We should learn from that experience. Global majority countries (as well as most global minority ones) are entirely right to feel colonized by Google and other platforms, in a very literal sense. The Internet is “the infrastructure of all infrastructure” and having one’s critical infrastructure controlled and exploited by a foreign entity is colonial. But the way forward does not lie with a reversal to the telecoms model. We don't need to Minitelize the Internet to liberate ourselves from those who have captured it. We need not reproduce the mistakes that Louis Pouzin saw coming.

That's where the concerns of the open letter and its rejoinder meet: we need to overthrow the corporate control that throttles our invention and democracy but without reverting to our previous masters. For that, state participation and industrial policy are needed, but they must be deployed in ways that align with and protect the Internet’s core architectural principles, and that apply these principles to the parts of the digital stack that have been captured. Nothing is more powerful in countering hegemonic monopolies than supporting the genius of a vast ecosystem of small and medium players.

The focus of that push must be on infrastructure and its governance. It can often be tempting for industrial policy to pursue innovation investment not just in fundamental R&D (which is always needed) but also much closer to end-user products. But innovations that have to then operate on captured infrastructure never stand a chance since the infrastructure provider can always manipulate the rules of the game. Instead, investing massively in scaling up modular, open, democratically controlled infrastructure is the key to securing innovation from society at large and to unleashing the competitiveness of thousands of smaller projects. Infrastructure is less glamorous — but far more powerful, and to liberate the Internet we need power more than we need glamor.

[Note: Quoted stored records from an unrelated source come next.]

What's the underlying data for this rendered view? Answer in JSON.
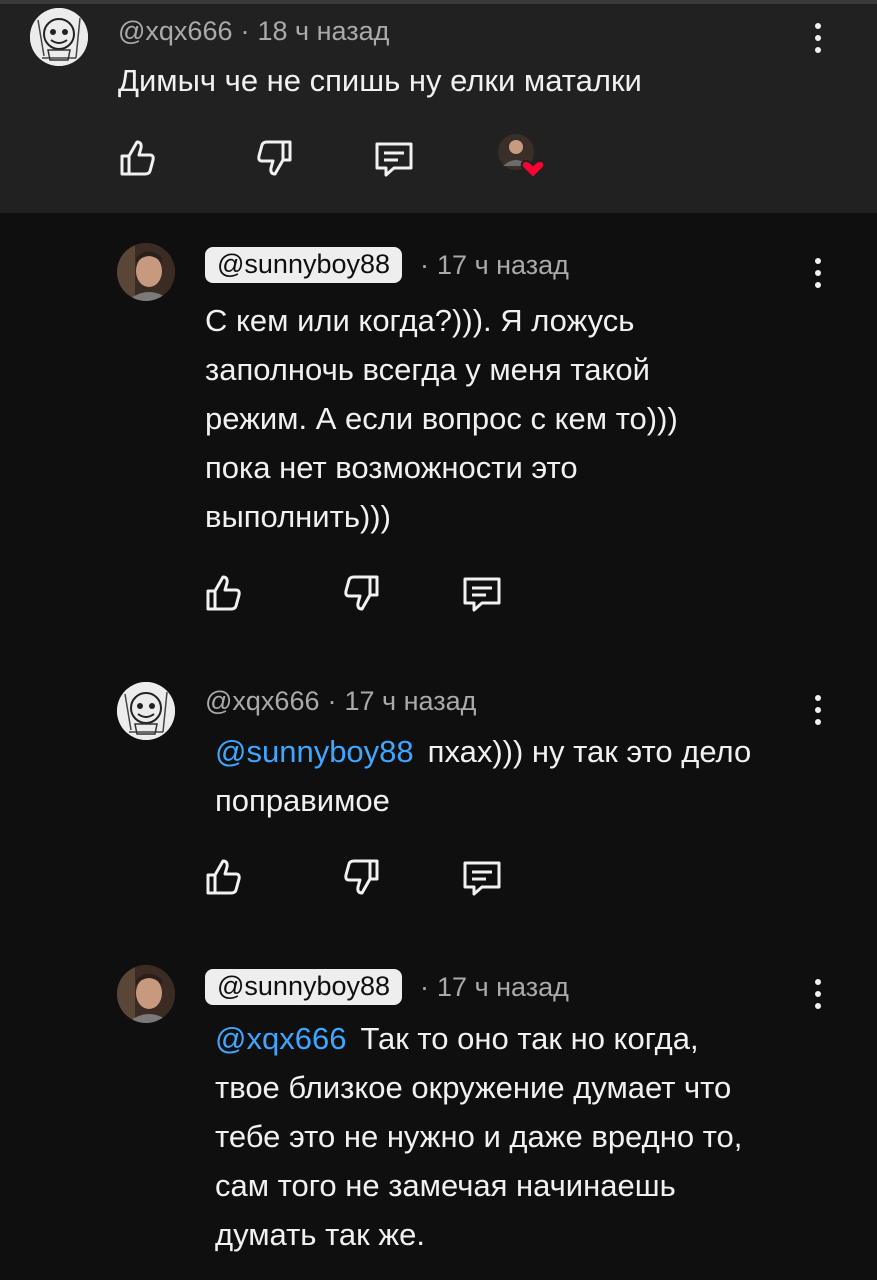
{
  "comments": [
    {
      "author": "@xqx666",
      "time": "18 ч назад",
      "separator": "·",
      "text": "Димыч че не спишь ну елки маталки",
      "avatar_icon": "sketch-avatar"
    },
    {
      "author": "@sunnyboy88",
      "time": "17 ч назад",
      "separator": "·",
      "text": "С кем или когда?))). Я ложусь\nзаполночь всегда у меня такой\nрежим. А если вопрос с кем то)))\nпока нет возможности это\nвыполнить)))",
      "avatar_icon": "photo-avatar"
    },
    {
      "author": "@xqx666",
      "time": "17 ч назад",
      "separator": "·",
      "mention": "@sunnyboy88",
      "text": "пхах))) ну так это дело\nпоправимое",
      "avatar_icon": "sketch-avatar"
    },
    {
      "author": "@sunnyboy88",
      "time": "17 ч назад",
      "separator": "·",
      "mention": "@xqx666",
      "text": "Так то оно так но когда,\nтвое близкое окружение думает что\nтебе это не нужно и даже вредно то,\nсам того не замечая начинаешь\nдумать так же.",
      "avatar_icon": "photo-avatar"
    }
  ],
  "icons": {
    "like": "thumb-up-icon",
    "dislike": "thumb-down-icon",
    "reply": "reply-icon",
    "more": "more-vertical-icon",
    "creator_heart": "creator-heart-icon"
  },
  "colors": {
    "background": "#0f0f0f",
    "parent_background": "#212121",
    "text": "#f1f1f1",
    "meta": "#aaaaaa",
    "mention": "#3ea6ff",
    "heart": "#ff0033"
  }
}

Keeping such infrastructure open is the challenge presented by the governance aspect of this drive to digital independence. Existing Internet governance instances and standards bodies are woefully under-scaled, remain rooted in market-centric "voluntary standards" when those markets are not competitive, and suffer from way too narrow an understanding of what counts as digital infrastructure. Digital infrastructure comprises all of our digital shared means — including browsers, commerce, secure chat, search, social, and more — and not just relatively low-level protocols with “AI governance” thrown in to sound up to date.

We need to radically strengthen the transnational nature of multistakeholder digital infrastructure governance while organizing it to prevent domination and to support the states’ right to self-determination. We need planetary institutions for various components of digital infrastructure that operate at the scale of the Internet but 1) offer sufficient subsidiarity that states can exert more regional control where meaningful, 2) support enough experimentalism that no one needs to become stuck with a narrow set of Silicon Valley values, and 3) drive a sufficient dispersion of power to enable democracy. Establishing how such institutions should operate and how to fund their work is today’s central challenge in digital policy. Yes, they must maintain “multistakeholder (…) Internet governance” and yes, they must abandon the “cyberlibertarian vision of yesteryears.”

Things are stirring. In Europe, where subsidiarity and experimentalism form a well-trodden territory, the upcoming event “Toward European Digital Independence” should help shape investment in digital infrastructure and governance. We can only hope that political leaders, both there and around the world, will deploy digital industrial policy with an understanding of the Internet’s architecture and history, keeping in mind the tempting errors of the telecoms model.

Authors

Robin Berjon
Robin Berjon is a technologist specializing in governance and standards. He is deputy director of the IPFS Foundation and sits on the board of W3C. Prior to that he has worked on data and privacy for The New York Times as well as for a variety of start-ups.